Fux’s biography was published by Ludwig von Köchel (Vienna, 1871). It is based on minute original research and contains, amongst other valuable materials, a complete catalogue of the composer’s numerous works.


FUZE or Fuse, an appliance for firing explosives in blasting operations, military shells, &c. (see [Blasting] and [Ammunition], § Shell). The spelling is not governed by authority, but modern convenience has dictated the adoption of the “z” by military engineers as a general rule, in order to distinguish this sense from that of melting by heat (see below). The word, according to the New English Dictionary, is one of the forms in which the Lat. fusus, spindle, has been adapted through Romanic into English, the ordinary fuze taking the shape of a spindle-like tube. Similarly the term “fusee” (Fr. fusée, spindle full of tow, Late Lat. fusata) is applied to a coned spindle sometimes used in the wheel train of watches and spring clocks to equalize the action of the mainspring (see [Watch]); and the application of the same term to a special kind of match may also be due to its resemblance to a spindle. Again, in heraldry, another form, “fusil,” derived through the French from a Late Lat. diminutive (fusillus or fusellus) of this same fusus, is used of a bearing, an elongated lozenge. According to other etymological authorities, however (see Skeat, Etym. Dict., 1898), “fuze” or “fuse,” and “fusee” in the sense of match, are all forms derived through the Fr. fusil, from Late Lat. focile, steel for striking fire from a flint, from Lat. focus, hearth. The Fr. fusil and English “fusil” were thus transferred to the “firelock,” i.e. the light musket of the 17th century (see [Fusilier]).

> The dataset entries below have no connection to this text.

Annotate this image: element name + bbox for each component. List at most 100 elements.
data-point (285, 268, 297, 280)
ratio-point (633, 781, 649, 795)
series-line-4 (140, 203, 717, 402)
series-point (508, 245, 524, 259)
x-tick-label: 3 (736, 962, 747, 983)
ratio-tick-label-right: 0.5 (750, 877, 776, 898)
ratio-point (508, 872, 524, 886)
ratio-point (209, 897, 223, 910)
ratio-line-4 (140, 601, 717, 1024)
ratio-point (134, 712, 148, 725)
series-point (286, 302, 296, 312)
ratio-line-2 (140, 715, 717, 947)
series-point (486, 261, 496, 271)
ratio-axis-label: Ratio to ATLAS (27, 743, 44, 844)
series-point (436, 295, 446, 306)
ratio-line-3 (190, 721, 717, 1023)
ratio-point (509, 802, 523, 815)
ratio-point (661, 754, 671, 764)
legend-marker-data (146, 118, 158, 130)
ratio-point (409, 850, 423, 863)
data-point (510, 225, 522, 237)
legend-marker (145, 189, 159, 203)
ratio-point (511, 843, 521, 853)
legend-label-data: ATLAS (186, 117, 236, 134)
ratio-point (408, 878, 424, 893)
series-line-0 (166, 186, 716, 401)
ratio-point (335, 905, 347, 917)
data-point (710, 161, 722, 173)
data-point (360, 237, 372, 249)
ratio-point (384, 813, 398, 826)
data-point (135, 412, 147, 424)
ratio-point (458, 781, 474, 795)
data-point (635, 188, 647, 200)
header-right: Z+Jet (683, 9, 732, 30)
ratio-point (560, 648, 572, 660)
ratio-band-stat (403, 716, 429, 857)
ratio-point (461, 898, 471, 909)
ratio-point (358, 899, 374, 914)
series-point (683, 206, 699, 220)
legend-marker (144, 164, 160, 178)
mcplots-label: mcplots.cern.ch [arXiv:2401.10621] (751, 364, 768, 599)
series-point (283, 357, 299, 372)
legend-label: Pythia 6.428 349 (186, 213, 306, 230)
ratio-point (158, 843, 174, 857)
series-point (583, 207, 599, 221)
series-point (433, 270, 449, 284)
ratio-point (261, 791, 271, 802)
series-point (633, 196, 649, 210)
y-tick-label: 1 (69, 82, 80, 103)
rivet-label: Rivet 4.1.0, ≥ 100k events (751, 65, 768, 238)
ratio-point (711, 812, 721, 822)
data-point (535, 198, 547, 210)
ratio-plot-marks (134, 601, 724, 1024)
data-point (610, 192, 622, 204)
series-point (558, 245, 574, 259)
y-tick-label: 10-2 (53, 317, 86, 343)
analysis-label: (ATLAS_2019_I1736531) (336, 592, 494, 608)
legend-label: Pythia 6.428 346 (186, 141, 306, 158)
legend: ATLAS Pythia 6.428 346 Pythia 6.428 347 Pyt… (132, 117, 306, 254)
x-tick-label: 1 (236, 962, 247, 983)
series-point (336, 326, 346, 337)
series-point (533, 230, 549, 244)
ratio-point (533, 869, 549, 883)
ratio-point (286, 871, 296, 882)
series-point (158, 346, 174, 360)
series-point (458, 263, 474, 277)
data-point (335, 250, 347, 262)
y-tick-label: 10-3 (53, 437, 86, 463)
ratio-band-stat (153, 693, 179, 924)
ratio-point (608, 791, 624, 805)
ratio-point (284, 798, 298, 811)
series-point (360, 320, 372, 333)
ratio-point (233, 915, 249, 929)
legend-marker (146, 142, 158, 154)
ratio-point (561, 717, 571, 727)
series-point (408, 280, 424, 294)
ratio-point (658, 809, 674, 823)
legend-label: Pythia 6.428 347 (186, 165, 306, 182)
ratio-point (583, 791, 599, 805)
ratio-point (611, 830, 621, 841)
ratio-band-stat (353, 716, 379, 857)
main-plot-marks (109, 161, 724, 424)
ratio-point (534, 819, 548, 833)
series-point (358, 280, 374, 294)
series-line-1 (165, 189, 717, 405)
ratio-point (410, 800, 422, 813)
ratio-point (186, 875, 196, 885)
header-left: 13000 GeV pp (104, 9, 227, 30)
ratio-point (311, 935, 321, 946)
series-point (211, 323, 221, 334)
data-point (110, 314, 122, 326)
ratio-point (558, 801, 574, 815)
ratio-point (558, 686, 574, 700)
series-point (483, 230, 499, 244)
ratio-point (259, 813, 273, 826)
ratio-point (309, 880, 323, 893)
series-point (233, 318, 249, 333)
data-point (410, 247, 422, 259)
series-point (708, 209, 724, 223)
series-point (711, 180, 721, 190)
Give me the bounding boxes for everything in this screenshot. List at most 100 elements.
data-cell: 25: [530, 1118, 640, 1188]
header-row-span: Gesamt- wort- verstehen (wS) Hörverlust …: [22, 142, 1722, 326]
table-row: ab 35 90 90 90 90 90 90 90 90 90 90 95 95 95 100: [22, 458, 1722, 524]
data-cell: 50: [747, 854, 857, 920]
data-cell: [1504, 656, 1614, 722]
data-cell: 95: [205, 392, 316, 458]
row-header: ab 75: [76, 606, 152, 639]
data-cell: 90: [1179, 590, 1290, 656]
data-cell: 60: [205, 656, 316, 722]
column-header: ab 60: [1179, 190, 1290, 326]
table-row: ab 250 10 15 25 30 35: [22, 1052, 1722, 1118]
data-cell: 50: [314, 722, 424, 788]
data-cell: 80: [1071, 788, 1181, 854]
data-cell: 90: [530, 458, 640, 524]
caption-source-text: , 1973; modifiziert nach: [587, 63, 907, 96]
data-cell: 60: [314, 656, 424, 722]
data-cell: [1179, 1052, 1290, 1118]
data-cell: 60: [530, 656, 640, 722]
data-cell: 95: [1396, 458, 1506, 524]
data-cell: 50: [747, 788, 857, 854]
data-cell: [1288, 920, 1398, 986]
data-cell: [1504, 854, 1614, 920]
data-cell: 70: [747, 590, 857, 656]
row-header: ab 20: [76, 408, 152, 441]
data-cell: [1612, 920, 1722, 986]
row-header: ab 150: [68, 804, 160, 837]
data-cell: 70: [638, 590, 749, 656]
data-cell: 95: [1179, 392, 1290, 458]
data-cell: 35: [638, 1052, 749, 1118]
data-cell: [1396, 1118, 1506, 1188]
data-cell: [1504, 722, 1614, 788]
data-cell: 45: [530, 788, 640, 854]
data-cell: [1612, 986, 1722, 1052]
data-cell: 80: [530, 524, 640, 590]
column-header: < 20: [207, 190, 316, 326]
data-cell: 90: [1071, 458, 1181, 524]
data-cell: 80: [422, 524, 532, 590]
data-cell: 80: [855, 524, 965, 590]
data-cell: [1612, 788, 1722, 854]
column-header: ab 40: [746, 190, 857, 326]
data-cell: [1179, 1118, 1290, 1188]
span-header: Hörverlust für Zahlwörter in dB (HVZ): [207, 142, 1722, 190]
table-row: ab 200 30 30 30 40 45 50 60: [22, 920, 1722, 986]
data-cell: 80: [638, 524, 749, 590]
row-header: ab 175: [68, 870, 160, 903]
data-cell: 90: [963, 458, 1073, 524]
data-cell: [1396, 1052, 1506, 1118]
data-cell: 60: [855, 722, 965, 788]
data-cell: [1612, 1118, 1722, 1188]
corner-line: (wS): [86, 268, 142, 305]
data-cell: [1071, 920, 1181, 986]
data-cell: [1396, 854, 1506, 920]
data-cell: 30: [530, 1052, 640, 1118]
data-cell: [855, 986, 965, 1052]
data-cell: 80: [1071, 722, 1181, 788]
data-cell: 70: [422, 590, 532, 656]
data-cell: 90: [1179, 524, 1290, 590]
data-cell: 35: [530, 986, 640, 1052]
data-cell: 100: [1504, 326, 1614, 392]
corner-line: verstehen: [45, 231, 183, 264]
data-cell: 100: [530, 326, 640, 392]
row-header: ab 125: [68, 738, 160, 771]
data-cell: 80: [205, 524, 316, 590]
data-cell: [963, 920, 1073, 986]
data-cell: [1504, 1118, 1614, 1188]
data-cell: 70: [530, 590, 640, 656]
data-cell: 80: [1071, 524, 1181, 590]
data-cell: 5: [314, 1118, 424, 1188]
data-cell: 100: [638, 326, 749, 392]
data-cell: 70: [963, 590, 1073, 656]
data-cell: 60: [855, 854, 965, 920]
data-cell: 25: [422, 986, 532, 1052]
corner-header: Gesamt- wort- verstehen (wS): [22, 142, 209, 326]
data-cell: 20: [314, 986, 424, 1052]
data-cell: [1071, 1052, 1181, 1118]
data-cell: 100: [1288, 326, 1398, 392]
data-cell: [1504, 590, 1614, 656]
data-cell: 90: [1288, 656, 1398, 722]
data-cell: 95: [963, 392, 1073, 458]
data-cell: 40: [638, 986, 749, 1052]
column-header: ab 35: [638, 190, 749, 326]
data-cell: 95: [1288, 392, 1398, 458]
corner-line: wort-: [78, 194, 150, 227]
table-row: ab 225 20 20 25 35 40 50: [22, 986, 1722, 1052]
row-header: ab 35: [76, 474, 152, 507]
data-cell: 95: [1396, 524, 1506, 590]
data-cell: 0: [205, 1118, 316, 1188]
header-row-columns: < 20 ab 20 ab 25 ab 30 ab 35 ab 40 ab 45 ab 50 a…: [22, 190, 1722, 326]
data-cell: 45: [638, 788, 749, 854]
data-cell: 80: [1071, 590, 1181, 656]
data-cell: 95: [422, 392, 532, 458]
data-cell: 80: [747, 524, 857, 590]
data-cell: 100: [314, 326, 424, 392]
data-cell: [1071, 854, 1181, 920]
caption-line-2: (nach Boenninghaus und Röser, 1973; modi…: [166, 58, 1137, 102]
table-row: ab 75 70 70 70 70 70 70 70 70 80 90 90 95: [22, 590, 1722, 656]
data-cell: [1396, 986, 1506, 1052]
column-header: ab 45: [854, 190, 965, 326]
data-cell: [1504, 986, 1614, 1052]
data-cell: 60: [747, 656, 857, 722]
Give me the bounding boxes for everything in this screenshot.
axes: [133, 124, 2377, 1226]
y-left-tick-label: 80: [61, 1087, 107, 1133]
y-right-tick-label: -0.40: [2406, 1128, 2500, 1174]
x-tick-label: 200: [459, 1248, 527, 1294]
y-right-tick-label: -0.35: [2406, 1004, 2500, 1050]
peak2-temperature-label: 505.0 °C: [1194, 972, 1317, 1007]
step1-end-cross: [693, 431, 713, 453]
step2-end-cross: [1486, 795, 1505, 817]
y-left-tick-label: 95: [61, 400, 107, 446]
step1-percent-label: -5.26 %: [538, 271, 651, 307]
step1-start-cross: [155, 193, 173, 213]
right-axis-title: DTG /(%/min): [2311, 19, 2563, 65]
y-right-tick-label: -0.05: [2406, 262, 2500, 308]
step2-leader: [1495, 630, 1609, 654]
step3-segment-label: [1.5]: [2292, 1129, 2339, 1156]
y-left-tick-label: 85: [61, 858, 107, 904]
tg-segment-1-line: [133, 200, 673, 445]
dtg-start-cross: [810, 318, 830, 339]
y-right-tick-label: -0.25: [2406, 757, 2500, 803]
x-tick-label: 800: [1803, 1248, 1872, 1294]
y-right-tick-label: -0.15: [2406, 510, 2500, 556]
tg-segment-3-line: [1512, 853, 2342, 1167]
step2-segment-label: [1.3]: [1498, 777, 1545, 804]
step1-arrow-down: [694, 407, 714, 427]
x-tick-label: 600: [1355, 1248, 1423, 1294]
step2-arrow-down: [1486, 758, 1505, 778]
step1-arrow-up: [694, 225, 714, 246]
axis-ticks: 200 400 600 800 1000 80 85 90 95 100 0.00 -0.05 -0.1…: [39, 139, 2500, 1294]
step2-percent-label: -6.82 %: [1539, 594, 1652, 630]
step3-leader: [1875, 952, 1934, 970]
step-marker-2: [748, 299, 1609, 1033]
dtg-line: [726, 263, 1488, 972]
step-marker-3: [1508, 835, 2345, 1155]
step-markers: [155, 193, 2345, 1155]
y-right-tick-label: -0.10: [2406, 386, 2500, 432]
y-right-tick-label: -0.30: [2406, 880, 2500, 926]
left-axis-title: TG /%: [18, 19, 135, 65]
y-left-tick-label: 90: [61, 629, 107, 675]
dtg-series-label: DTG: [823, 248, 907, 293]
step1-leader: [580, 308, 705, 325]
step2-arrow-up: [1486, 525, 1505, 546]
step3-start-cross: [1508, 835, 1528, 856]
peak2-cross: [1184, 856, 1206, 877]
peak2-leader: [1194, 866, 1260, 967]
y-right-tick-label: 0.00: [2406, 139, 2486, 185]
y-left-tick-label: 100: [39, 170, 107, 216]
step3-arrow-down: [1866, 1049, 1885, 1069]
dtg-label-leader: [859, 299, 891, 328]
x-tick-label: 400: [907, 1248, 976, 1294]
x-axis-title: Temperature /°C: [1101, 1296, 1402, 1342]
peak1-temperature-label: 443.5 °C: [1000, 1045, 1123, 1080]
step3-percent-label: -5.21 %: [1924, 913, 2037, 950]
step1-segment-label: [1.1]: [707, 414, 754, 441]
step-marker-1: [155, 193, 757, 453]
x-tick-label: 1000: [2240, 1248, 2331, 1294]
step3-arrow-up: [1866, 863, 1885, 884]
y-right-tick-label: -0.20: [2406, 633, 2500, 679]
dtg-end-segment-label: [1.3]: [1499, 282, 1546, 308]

In electrical engineering a “fuse” (always so spelled) is a safety device, commonly consisting of a strip or wire of easily fusible metal, which melts and thus interrupts the circuit of which it forms part, whenever that circuit, through some accident or derangement, is caused to carry a current larger than that for which it is intended. In this sense the word must be connected with fusus, the past participle of Lat. fundere, to pour, whence comes the verb “fuse,” to melt by heat, often used figuratively in the sense of blend, mix.